Talvolta questa insoddisfazione arriva a tradursi in sintomi fisici ed allora anche la cosiddetta “salute” va in crisi: in questo caso il corpo si conforma alla mente. I medici chiamati a guarire la malattia organica spesso non la sanno spiegare. Per guarire, il soggetto in esame dovrebbe affrontare altri livelli di patologia. Ma il più delle volte i medici guardano solo al corpo, non considerano “l’anima”. Mentre è proprio qui il problema. E allora il “malato”, non certo aiutato dalla “medicina” ufficiale, si avvita in un circolo vizioso.

L’uomo, che non dà una risposta alla domanda di senso che riguarda la sua vita, si condanna, infine, a una vita a bassa intensità emotiva, affettiva, intellettuale e, quindi, spirituale.

Egli vive magari una vita esteriore estremamente frenetica, ad alta intensità dal punto di vista del movimento fisico, dell’agire pratico, delle azioni (molteplici e veloci) che compie. Ma dentro è sostanzialmente fermo.

E’ freddo emotivamente, incapace di stabilire relazioni autentiche e profonde (che non siano di puro possesso, attaccamento e dipendenza), è intellettualmente inattivo, poco o per nulla interessato alla cultura , scarsamente creativo, se non dal punto di vista della produzione della ricchezza materiale (talvolta e manco sempre).

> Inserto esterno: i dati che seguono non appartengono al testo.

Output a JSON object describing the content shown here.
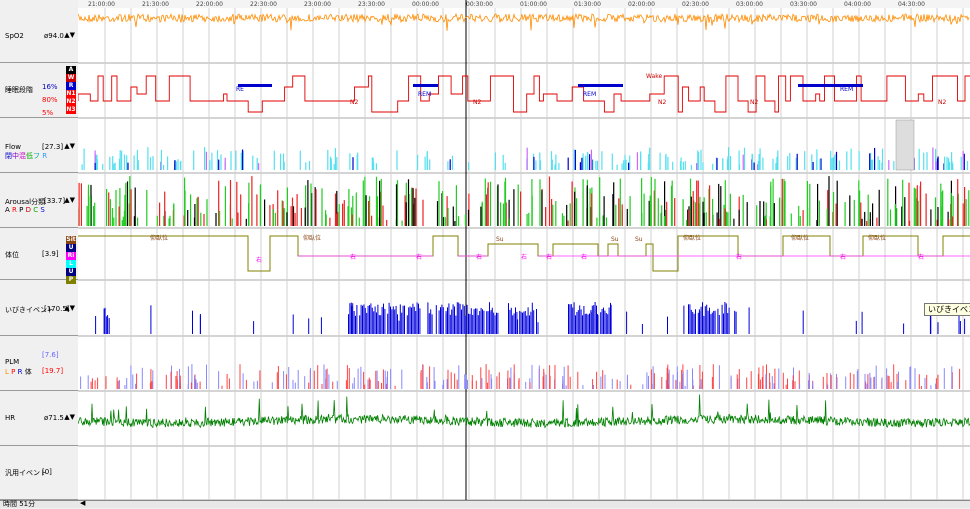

E più inquieto è (perché evade certe domande) più è portato ad evaderle (perché esse lo rendono inquieto). In questo modo si attorciglia in un circolo vizioso.

Allora ha bisogno di stordirsi, di distrarsi, per evadere le domande scomode che ogni tanto affiorano alla sua sia pur assopita coscienza.

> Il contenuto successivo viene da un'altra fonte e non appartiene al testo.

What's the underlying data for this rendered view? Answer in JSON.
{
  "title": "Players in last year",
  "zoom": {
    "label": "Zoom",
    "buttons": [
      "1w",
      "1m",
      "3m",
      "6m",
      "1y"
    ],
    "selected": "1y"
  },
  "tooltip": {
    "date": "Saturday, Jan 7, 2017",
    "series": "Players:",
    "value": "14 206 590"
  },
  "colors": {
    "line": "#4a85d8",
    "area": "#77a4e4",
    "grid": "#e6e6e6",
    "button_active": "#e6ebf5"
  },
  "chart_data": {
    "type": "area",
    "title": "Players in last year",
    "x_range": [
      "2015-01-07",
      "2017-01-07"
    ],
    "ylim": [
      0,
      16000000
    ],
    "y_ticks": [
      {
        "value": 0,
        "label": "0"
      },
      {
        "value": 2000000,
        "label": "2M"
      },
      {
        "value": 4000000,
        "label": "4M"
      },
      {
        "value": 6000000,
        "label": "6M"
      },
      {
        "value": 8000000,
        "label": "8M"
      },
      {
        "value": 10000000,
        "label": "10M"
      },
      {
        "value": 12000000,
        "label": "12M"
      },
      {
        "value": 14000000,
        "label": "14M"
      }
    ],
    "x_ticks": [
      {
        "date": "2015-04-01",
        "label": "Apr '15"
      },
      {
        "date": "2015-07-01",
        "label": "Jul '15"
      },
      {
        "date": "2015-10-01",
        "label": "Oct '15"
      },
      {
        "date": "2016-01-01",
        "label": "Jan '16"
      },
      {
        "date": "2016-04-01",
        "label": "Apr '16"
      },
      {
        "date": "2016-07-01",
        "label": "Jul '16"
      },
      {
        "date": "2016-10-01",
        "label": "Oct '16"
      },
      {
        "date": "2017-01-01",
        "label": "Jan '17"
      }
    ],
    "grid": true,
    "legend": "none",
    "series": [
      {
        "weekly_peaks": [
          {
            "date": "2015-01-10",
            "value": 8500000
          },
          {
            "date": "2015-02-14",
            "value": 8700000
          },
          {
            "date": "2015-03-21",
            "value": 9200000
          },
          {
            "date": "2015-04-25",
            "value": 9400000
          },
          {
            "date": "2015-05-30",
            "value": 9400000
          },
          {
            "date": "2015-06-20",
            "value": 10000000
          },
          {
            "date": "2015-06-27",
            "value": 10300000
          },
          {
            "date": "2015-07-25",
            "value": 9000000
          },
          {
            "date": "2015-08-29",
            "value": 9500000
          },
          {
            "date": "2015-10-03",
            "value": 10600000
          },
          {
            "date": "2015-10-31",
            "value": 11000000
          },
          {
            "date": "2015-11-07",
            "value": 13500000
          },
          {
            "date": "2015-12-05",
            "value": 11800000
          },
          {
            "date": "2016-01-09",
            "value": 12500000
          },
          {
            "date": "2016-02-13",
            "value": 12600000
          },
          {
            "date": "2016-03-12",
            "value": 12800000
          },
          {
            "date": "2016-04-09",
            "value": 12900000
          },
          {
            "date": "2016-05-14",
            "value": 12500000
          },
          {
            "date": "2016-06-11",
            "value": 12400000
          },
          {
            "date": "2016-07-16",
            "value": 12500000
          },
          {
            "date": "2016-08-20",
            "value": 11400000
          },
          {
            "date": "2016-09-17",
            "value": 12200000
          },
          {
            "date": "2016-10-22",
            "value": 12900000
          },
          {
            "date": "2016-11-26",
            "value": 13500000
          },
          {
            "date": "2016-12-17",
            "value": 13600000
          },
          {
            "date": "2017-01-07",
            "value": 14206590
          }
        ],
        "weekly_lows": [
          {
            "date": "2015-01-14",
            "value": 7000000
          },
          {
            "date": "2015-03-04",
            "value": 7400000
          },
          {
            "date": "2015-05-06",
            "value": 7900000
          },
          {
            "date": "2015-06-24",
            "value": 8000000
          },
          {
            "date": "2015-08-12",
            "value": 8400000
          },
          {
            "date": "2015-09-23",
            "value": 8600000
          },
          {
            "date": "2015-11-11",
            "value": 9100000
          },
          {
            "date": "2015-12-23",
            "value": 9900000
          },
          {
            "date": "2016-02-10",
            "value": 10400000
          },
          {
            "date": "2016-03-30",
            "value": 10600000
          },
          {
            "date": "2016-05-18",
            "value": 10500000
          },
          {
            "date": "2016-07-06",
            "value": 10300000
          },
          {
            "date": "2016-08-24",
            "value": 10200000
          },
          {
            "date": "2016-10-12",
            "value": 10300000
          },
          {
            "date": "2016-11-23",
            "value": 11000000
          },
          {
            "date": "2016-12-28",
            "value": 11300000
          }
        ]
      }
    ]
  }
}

Ecco spiegati allora i rumori assordanti e la velocità estrema che caratterizzano la nostra epoca, almeno di noi uomini occidentali.

Perché questa evasione è sempre stata un modo di rispondere alla domanda di senso, in tutte le epoche storiche e in tutte le latitudini geografiche. Ma lo è in modo particolare oggi o, meglio, da un paio di secoli a questa parte e in questa zona del mondo, che siamo soliti definire “Occidente”. Da quando in questi territori ha avuto inizio e sviluppo la cosiddetta “rivoluzione industriale”.

Con tutti i progressi (in termini soprattutto tecnologici, scientifici e, quindi, economici), ma anche con tutti gli esiti nefasti (soprattutto in termini di distruzione dell’ambiente naturale e, per conseguenza, anche antropologici e psicologici), che essa ha comportato.